FMP | Raymond sur cette question, quel est votre point de vue ?

RB | Ce que Martine a pointé avec cette idée de cadre, c'est plus qu'une idée, c'est vraiment le déterminant de l'éducation. Et je repense souvent à un pédopsychiatre avec lequel j'ai eu l'occasion de travailler à une période de ma vie professionnelle qui s'appelait Lionel Convainc et qui disait : « Une éducation sans cadre ça met de la folie. » Et donc le retour à la vie sociale, le retour à l'école, le retour dans le monde associatif est déterminant bien sûr pour les adultes, mais qui plus est pour les enfants. Parce que c'est ce qui va les construire. Ils ont besoin de ces cadres, ils ont besoin d'aller se confronter aux cadres aussi.

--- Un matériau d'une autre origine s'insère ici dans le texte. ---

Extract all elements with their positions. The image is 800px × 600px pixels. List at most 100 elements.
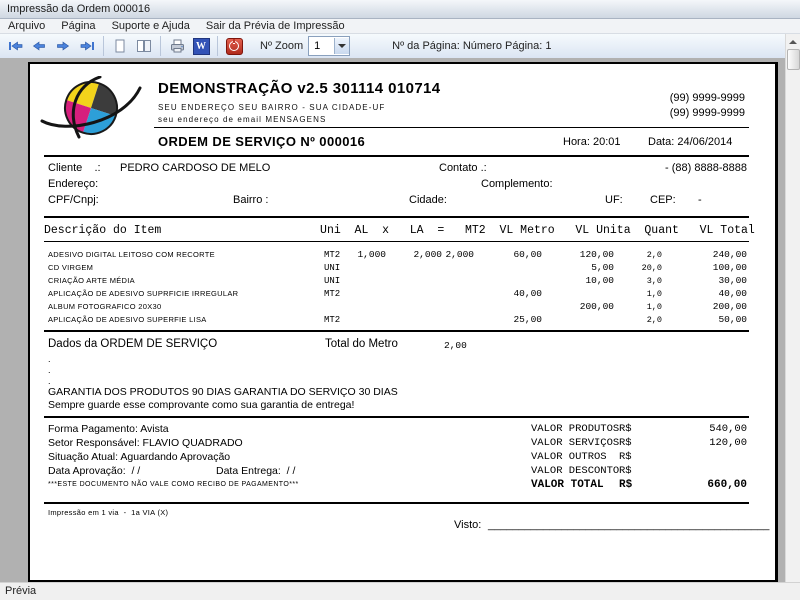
dot-line: .: [48, 365, 51, 375]
document-page: DEMONSTRAÇÃO v2.5 301114 010714 SEU ENDE…: [28, 62, 778, 583]
scrollbar-thumb[interactable]: [787, 49, 800, 70]
dot-line: .: [48, 354, 51, 364]
items-table-header: Descrição do Item Uni AL x LA = MT2 VL M…: [44, 224, 755, 237]
divider: [44, 330, 749, 332]
company-address: SEU ENDEREÇO SEU BAIRRO - SUA CIDADE-UF: [158, 103, 385, 112]
status-label: Prévia: [5, 585, 36, 597]
power-off-icon: [226, 38, 243, 55]
last-page-icon: [79, 38, 96, 54]
company-name: DEMONSTRAÇÃO v2.5 301114 010714: [158, 80, 441, 97]
divider: [44, 155, 749, 157]
toolbar-separator: [217, 36, 218, 56]
order-title: ORDEM DE SERVIÇO Nº 000016: [158, 134, 365, 149]
app-window: Impressão da Ordem 000016 Arquivo Página…: [0, 0, 800, 600]
zoom-value: 1: [309, 40, 334, 52]
last-page-button[interactable]: [76, 36, 98, 57]
next-page-button[interactable]: [52, 36, 74, 57]
cep-value: -: [698, 194, 702, 206]
forma-pagamento: Forma Pagamento: Avista: [48, 423, 169, 435]
situacao-atual: Situação Atual: Aguardando Aprovação: [48, 451, 230, 463]
divider: [44, 502, 749, 504]
divider: [44, 216, 749, 218]
first-page-icon: [7, 38, 24, 54]
vertical-scrollbar[interactable]: [785, 34, 800, 595]
dados-title: Dados da ORDEM DE SERVIÇO: [48, 338, 217, 350]
previous-page-button[interactable]: [28, 36, 50, 57]
two-page-view-button[interactable]: [133, 36, 155, 57]
menu-suporte-ajuda[interactable]: Suporte e Ajuda: [104, 19, 198, 33]
payment-row: Forma Pagamento: Avista VALOR PRODUTOS R…: [30, 423, 775, 436]
first-page-button[interactable]: [4, 36, 26, 57]
status-bar: Prévia: [0, 582, 800, 600]
setor-responsavel: Setor Responsável: FLAVIO QUADRADO: [48, 437, 243, 449]
cep-label: CEP:: [650, 194, 676, 206]
client-label: Cliente .:: [48, 162, 101, 174]
data-entrega: Data Entrega: / /: [216, 465, 295, 477]
visto-label: Visto:: [454, 519, 481, 531]
table-row: APLICAÇÃO DE ADESIVO SUPRFICIE IRREGULAR…: [30, 287, 775, 300]
scroll-up-button[interactable]: [786, 35, 799, 48]
order-time: Hora: 20:01: [563, 136, 620, 148]
total-metro-value: 2,00: [444, 340, 467, 351]
table-row: APLICAÇÃO DE ADESIVO SUPERFIE LISA MT2 2…: [30, 313, 775, 326]
contact-value: - (88) 8888-8888: [665, 162, 747, 174]
company-phone-2: (99) 9999-9999: [670, 107, 745, 119]
window-title: Impressão da Ordem 000016: [7, 3, 150, 15]
payment-row-total: ***ESTE DOCUMENTO NÃO VALE COMO RECIBO D…: [30, 479, 775, 492]
single-page-view-button[interactable]: [109, 36, 131, 57]
visto-signature-line: ________________________________________…: [488, 519, 769, 531]
cpf-label: CPF/Cnpj:: [48, 194, 99, 206]
aviso-recibo: ***ESTE DOCUMENTO NÃO VALE COMO RECIBO D…: [48, 481, 299, 488]
title-bar: Impressão da Ordem 000016: [0, 0, 800, 19]
table-row: ALBUM FOTOGRAFICO 20X30 200,00 1,0 200,0…: [30, 300, 775, 313]
word-icon: W: [193, 38, 210, 55]
preview-area[interactable]: DEMONSTRAÇÃO v2.5 301114 010714 SEU ENDE…: [0, 58, 786, 583]
menu-bar: Arquivo Página Suporte e Ajuda Sair da P…: [0, 19, 800, 34]
garantia-line-2: Sempre guarde esse comprovante como sua …: [48, 399, 354, 411]
menu-sair-previa[interactable]: Sair da Prévia de Impressão: [198, 19, 353, 33]
complement-label: Complemento:: [481, 178, 553, 190]
previous-page-icon: [31, 38, 47, 54]
company-logo: [38, 76, 144, 140]
bairro-label: Bairro :: [233, 194, 268, 206]
total-metro-label: Total do Metro: [325, 338, 398, 350]
divider: [44, 241, 749, 242]
toolbar-separator: [160, 36, 161, 56]
client-name: PEDRO CARDOSO DE MELO: [120, 162, 270, 174]
page-info-label: Nº da Página: Número Página: 1: [392, 40, 551, 52]
menu-arquivo[interactable]: Arquivo: [0, 19, 53, 33]
table-row: ADESIVO DIGITAL LEITOSO COM RECORTE MT2 …: [30, 248, 775, 261]
toolbar-separator: [103, 36, 104, 56]
dot-line: .: [48, 376, 51, 386]
chevron-down-icon: [338, 44, 346, 48]
zoom-dropdown-button[interactable]: [334, 38, 349, 54]
via-note: Impressão em 1 via - 1a VIA (X): [48, 508, 168, 517]
print-button[interactable]: [166, 36, 188, 57]
table-row: CRIAÇÃO ARTE MÉDIA UNI 10,00 3,0 30,00: [30, 274, 775, 287]
close-preview-button[interactable]: [223, 36, 245, 57]
single-page-icon: [112, 38, 128, 54]
divider: [44, 416, 749, 418]
arrow-up-icon: [789, 40, 797, 44]
payment-row: Situação Atual: Aguardando Aprovação VAL…: [30, 451, 775, 464]
payment-row: Data Aprovação: / / Data Entrega: / / VA…: [30, 465, 775, 478]
company-phone-1: (99) 9999-9999: [670, 92, 745, 104]
two-page-icon: [135, 38, 153, 54]
uf-label: UF:: [605, 194, 623, 206]
next-page-icon: [55, 38, 71, 54]
garantia-line-1: GARANTIA DOS PRODUTOS 90 DIAS GARANTIA D…: [48, 386, 398, 398]
zoom-select[interactable]: 1: [308, 36, 350, 56]
printer-icon: [169, 38, 186, 54]
order-date: Data: 24/06/2014: [648, 136, 732, 148]
toolbar: W Nº Zoom 1 Nº da Página: Número Página:…: [0, 34, 786, 59]
export-word-button[interactable]: W: [190, 36, 212, 57]
address-label: Endereço:: [48, 178, 98, 190]
data-aprovacao: Data Aprovação: / /: [48, 465, 140, 477]
divider: [154, 127, 749, 128]
cidade-label: Cidade:: [409, 194, 447, 206]
company-email: seu endereço de email MENSAGENS: [158, 115, 326, 124]
menu-pagina[interactable]: Página: [53, 19, 103, 33]
contact-label: Contato .:: [439, 162, 487, 174]
payment-row: Setor Responsável: FLAVIO QUADRADO VALOR…: [30, 437, 775, 450]
zoom-label: Nº Zoom: [260, 40, 303, 52]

Et peut-être qu'un des éléments positifs de ce cadre très rigide qui est imposé à l'école aujourd'hui, va amener les jeunes à aller le tester et paradoxalement, à se construire.

FMP | En résumé, la période que nous avons traversé a mis au grand jour des mécanismes liés au stress sous-jacent dans la vie d'avant. Impossible aujourd'hui pour nous de les ignorer. Alors acceptons la réalité de cette contrainte et regardons nos peurs en face pour mieux les apprivoiser. Merci à vous et merci à ceux qui nous écoutent.